Article Text
Abstract
Objectives Although T cells have been implicated in the pathogenesis of systemic sclerosis (SSc), a comprehensive study of T-cell-mediated immune responses in the affected skin of patients with progressive SSc is lacking. Droplet-based single-cell transcriptome analysis of SSc skin biopsies opens avenues for dissecting patient-specific T-cell heterogeneity, providing a basis for identifying novel gene expression related to functional pathways associated with severity of SSc skin disease.
Methods Single-cell RNA sequencing was performed by droplet-based sequencing (10x Genomics), focusing on 3729 CD3+ lymphocytes (867 cells from normal and 2862 cells from SSc skin samples) from skin biopsies of 27 patients with active SSc and 10 healthy donors. Confocal immunofluorescence microscopy of progressive SSc skin samples validated transcriptional results and visualised spatial localisations of T-cell subsets.

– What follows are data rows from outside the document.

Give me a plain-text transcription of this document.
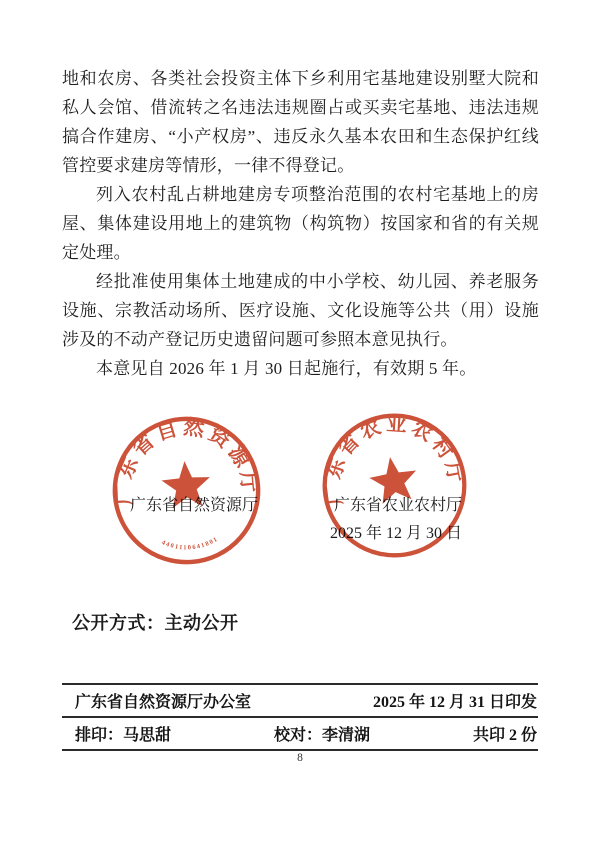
地和农房、各类社会投资主体下乡利用宅基地建设别墅大院和私人会馆、借流转之名违法违规圈占或买卖宅基地、违法违规搞合作建房、“小产权房”、违反永久基本农田和生态保护红线管控要求建房等情形，一律不得登记。

列入农村乱占耕地建房专项整治范围的农村宅基地上的房屋、集体建设用地上的建筑物（构筑物）按国家和省的有关规定处理。

经批准使用集体土地建成的中小学校、幼儿园、养老服务设施、宗教活动场所、医疗设施、文化设施等公共（用）设施涉及的不动产登记历史遗留问题可参照本意见执行。

本意见自 2026 年 1 月 30 日起施行，有效期 5 年。

广东省自然资源厅	广东省农业农村厅
2025 年 12 月 30 日
广东省自然资源厅
4401110641801
广东省农业农村厅
公开方式：主动公开
广东省自然资源厅办公室	2025 年 12 月 31 日印发
排印：马思甜	校对：李清湖	共印 2 份
8
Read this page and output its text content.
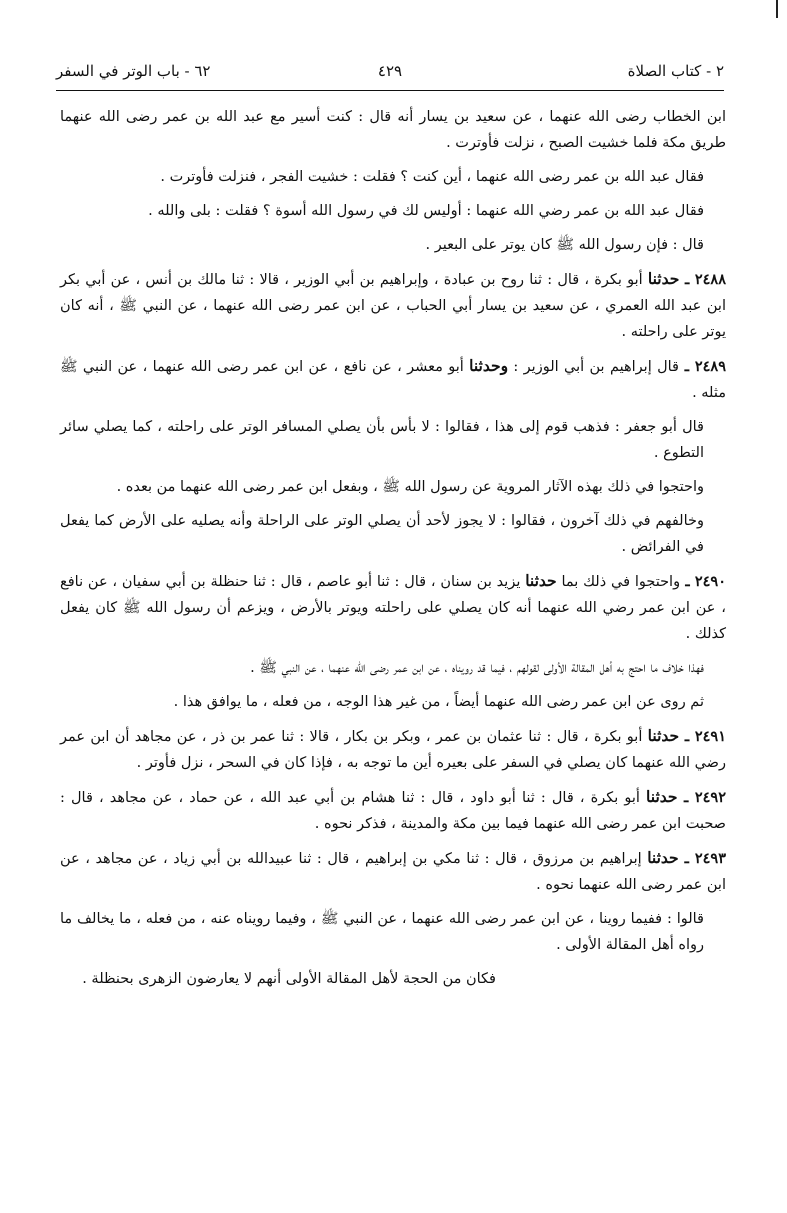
٢ - كتاب الصلاة
٤٢٩
٦٢ - باب الوتر في السفر

ابن الخطاب رضى الله عنهما ، عن سعيد بن يسار أنه قال : كنت أسير مع عبد الله بن عمر رضى الله عنهما طريق مكة فلما خشيت الصبح ، نزلت فأوترت .

فقال عبد الله بن عمر رضى الله عنهما ، أين كنت ؟ فقلت : خشيت الفجر ، فنزلت فأوترت .

فقال عبد الله بن عمر رضي الله عنهما : أوليس لك في رسول الله أسوة ؟ فقلت : بلى والله .

قال : فإن رسول الله ﷺ كان يوتر على البعير .

٢٤٨٨ ـ حدثنا أبو بكرة ، قال : ثنا روح بن عبادة ، وإبراهيم بن أبي الوزير ، قالا : ثنا مالك بن أنس ، عن أبي بكر ابن عبد الله العمري ، عن سعيد بن يسار أبي الحباب ، عن ابن عمر رضى الله عنهما ، عن النبي ﷺ ، أنه كان يوتر على راحلته .

٢٤٨٩ ـ قال إبراهيم بن أبي الوزير : وحدثنا أبو معشر ، عن نافع ، عن ابن عمر رضى الله عنهما ، عن النبي ﷺ مثله .

قال أبو جعفر : فذهب قوم إلى هذا ، فقالوا : لا بأس بأن يصلي المسافر الوتر على راحلته ، كما يصلي سائر التطوع .

واحتجوا في ذلك بهذه الآثار المروية عن رسول الله ﷺ ، وبفعل ابن عمر رضى الله عنهما من بعده .

وخالفهم في ذلك آخرون ، فقالوا : لا يجوز لأحد أن يصلي الوتر على الراحلة وأنه يصليه على الأرض كما يفعل في الفرائض .

٢٤٩٠ ـ واحتجوا في ذلك بما حدثنا يزيد بن سنان ، قال : ثنا أبو عاصم ، قال : ثنا حنظلة بن أبي سفيان ، عن نافع ، عن ابن عمر رضي الله عنهما أنه كان يصلي على راحلته ويوتر بالأرض ، ويزعم أن رسول الله ﷺ كان يفعل كذلك .

فهذا خلاف ما احتج به أهل المقالة الأولى لقولهم ، فيما قد رويناه ، عن ابن عمر رضى الله عنهما ، عن النبي ﷺ .

ثم روى عن ابن عمر رضى الله عنهما أيضاً ، من غير هذا الوجه ، من فعله ، ما يوافق هذا .

٢٤٩١ ـ حدثنا أبو بكرة ، قال : ثنا عثمان بن عمر ، وبكر بن بكار ، قالا : ثنا عمر بن ذر ، عن مجاهد أن ابن عمر رضي الله عنهما كان يصلي في السفر على بعيره أين ما توجه به ، فإذا كان في السحر ، نزل فأوتر .

٢٤٩٢ ـ حدثنا أبو بكرة ، قال : ثنا أبو داود ، قال : ثنا هشام بن أبي عبد الله ، عن حماد ، عن مجاهد ، قال : صحبت ابن عمر رضى الله عنهما فيما بين مكة والمدينة ، فذكر نحوه .

٢٤٩٣ ـ حدثنا إبراهيم بن مرزوق ، قال : ثنا مكي بن إبراهيم ، قال : ثنا عبيدالله بن أبي زياد ، عن مجاهد ، عن ابن عمر رضى الله عنهما نحوه .

قالوا : ففيما روينا ، عن ابن عمر رضى الله عنهما ، عن النبي ﷺ ، وفيما رويناه عنه ، من فعله ، ما يخالف ما رواه أهل المقالة الأولى .

فكان من الحجة لأهل المقالة الأولى أنهم لا يعارضون الزهرى بحنظلة .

Results We identified several subsets of recirculating and tissue-resident T cells in healthy and SSc skin that were associated with distinct signalling pathways. While most clusters shared a common gene expression signature between patients and controls, we identified a unique cluster of recirculating CXCL13+ T cells in SSc skin which expressed a T helper follicular-like gene expression signature and that appears to be poised to promote B-cell responses within the inflamed skin of patients.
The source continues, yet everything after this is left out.